L’histoire démarre à la fin des années 80. Comme pour le jazz au lendemain de la Première Guerre
mondiale, ce sont les soldats américains qui font découvrir ce nouveau son, né à New York dans les
années 1970, aux jeunes Marseillais. « On avait de bons contacts avec les Marines, se souvient
Mourad Mahdjoubi. On jouait au basket, on allait voir des films de Spike Lee ensemble, on
échangeait des T-shirt ou des Zippo, etc. Mais surtout, ils ont été nos premiers fournisseurs en
cassettes ». Grâce aux militaires et à leurs « ghettoblasters », ils font connaissance avec les
pionniers du mouvement : The Sugarhill Gang, The Grandmaster Flash, Afrika Bambaataa…

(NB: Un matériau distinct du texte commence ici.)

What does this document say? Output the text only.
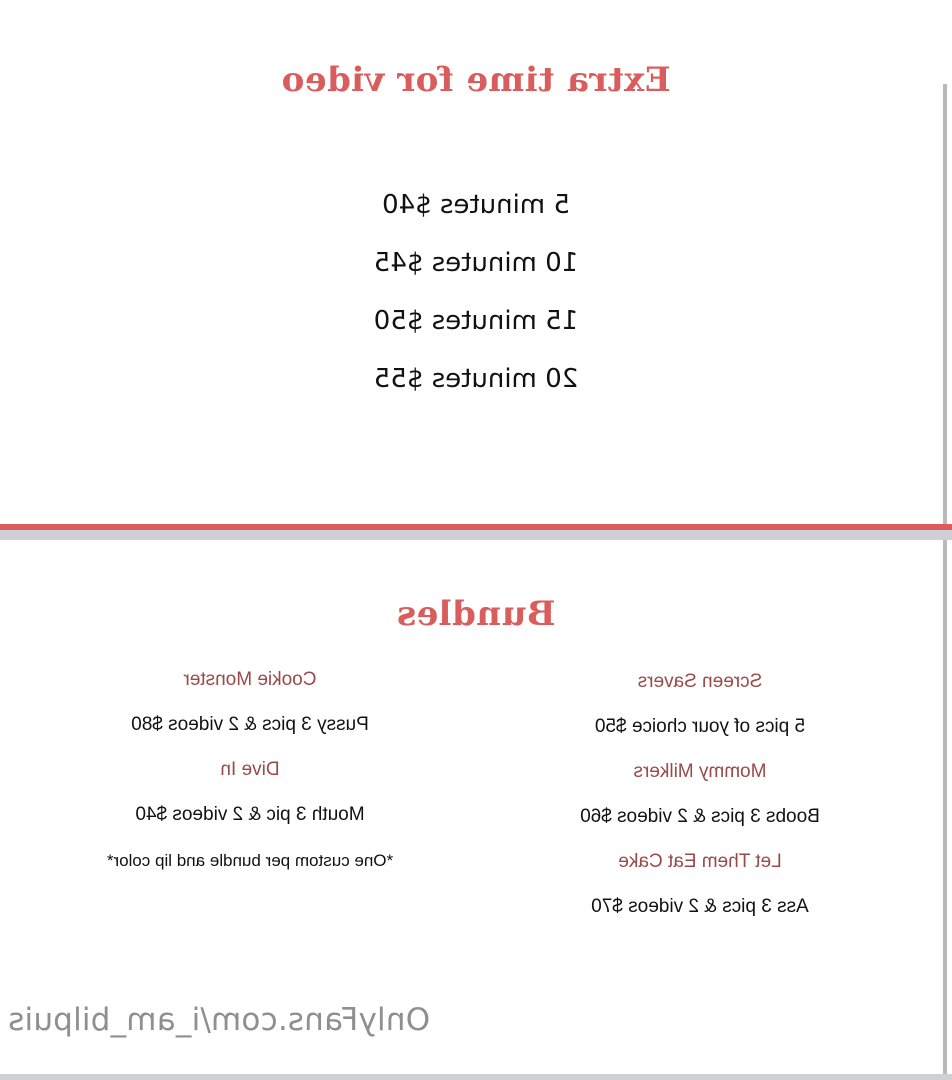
Extra time for video
5 minutes $40
10 minutes $45
15 minutes $50
20 minutes $55
Bundles
Screen Savers
5 pics of your choice $50
Mommy Milkers
Boobs 3 pics & 2 videos $60
Let Them Eat Cake
Ass 3 pics & 2 videos $70
Cookie Monster
Pussy 3 pics & 2 videos $80
Dive In
Mouth 3 pic & 2 videos $40
*One custom per bundle and lip color*
OnlyFans.com/i_am_bilpuis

Ils se retrouvent alors sur la place du général-de-Gaulle, en bas de la Canebière, pour écouter ces «
mixtapes » et faire quelques pas de « breakdance » sous l’œil méfiant des passants. Le groupe
Uptown se forme dans cette ambiance de « révolution culturelle » et devient, au fil des concerts, «
l’un des plus célèbres groupes de rap de l’undaground marseillais ». Il lance deux albums
auto-produits, participe à l’opus Ombre et Lumière d’IAM en 1993, et sort même un titre sur la
compilation Police en 1997. Mais il ne connaîtra jamais le succès ni la longévité d’Akhenaton et de
sa bande qui sortent cette année leur 6e album et fêtent leur quart de siècle d’existence.
De l’autre côté
Pourtant, pour les initiés, Uptown reste un groupe mythique pour être l’un des premiers groupes à
avoir proposé un rap « conscient ». « Par ses thèmes, ancrés dans la réalité des quartiers
populaires, mais aussi par le choix d’angles narratifs originaux, le groupe a été une source
d’inspiration pour les nombreux musiciens hip-hop qui allaient se faire connaître à Marseille et
ailleurs dans les années suivantes », analyse aujourd’hui Karim Hammou, sociologue et auteur
d’Une histoire du rap en France*.
Le succès commercial lui ayant échapper, Uptown finit par se séparer. « Numéro Sept » abandonne
le micro pour travailler à plein temps dans le secteur associatif, puis finalement, se lance dans des
études de droit. En janvier 2013, il intègre le barreau marseillais. Selon Karim Hammou, Mourad
Mahdjoubi est même le seul ancien MC à être devenu avocat. « Peut-être qu’inconsciemment, j’ai
toujours voulu défendre la veuve et l’orphelin, sourit l’intéressé. Pourtant, cela n’a pas toujours été
bien vu. Certains ont pensé que je passais de l’autre côté de la barrière, c’est-à-dire du côté de
l’institution judiciaire avec tout ce qu’elle représente…» Les clichés n’existent pas que pour le rap.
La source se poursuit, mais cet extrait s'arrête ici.